Angry outbursts filled Great Britain's House of Commons. Members of Parliament
were bitterly denouncing the War Office for the slaughter of its young men in
the skies over France. This stir, in the summer of 1915, was caused by the
appearance of a new German airplane at the front that was shooting down British
planes in devastating numbers. The new aerial weapon that had been deployed
against the English flyers in France was called the Eindecker, or more commonly,
the "Fokker Scourge."
Anthony Fokker had designed a simple interrupter gear; a mechanism which enabled
the pilot to fire his machine gun through the propeller blades without striking
them. The German air service installed these interrupter gears on the Fokker
Eindecker series and their success was immediate. In the hands of aggressive
pilots it was soon shooting down the slower, less maneuverable Allied Fighters.

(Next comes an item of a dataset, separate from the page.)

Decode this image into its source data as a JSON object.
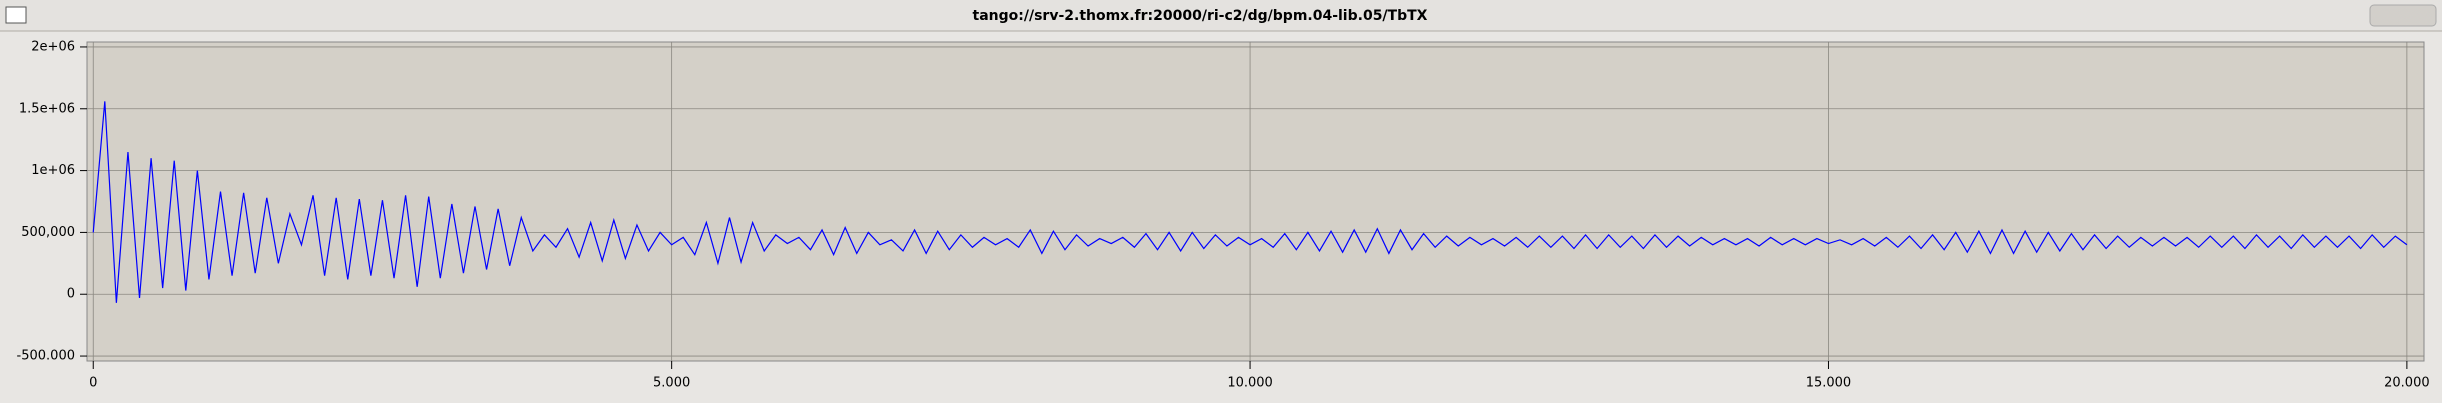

In fact, the first true fighter pilots emerged with the introduction of the
Eindecker series of single seat aircraft, and for a relatively brief period in
1915-1916 the Eindecker reigned supreme. The Eindecker E series in the hands of
skilled German pilots like Max Immelmann were to radically change the concept of
war in the air. Max Immelmann is depicted here in a rendering by well known
aviation artist Jim Dietz.
There were 110 Eindecker E-IIIs powered by 100hp Oberursels at the front by the
end of April 1916. However, with the arrival of technically superior Allied
biplanes like the Nieuport 11 and the DH-2 the Eindecker monoplanes were soon
outclassed, and their heyday was short lived; but in their place the Germans
introduced the Albatros, the Fokker DR-1, and the Halberstadt fighter biplanes
and triplanes, and the dominance of the air war over France continued to see-saw
back and forth until the end of the conflict in 1918.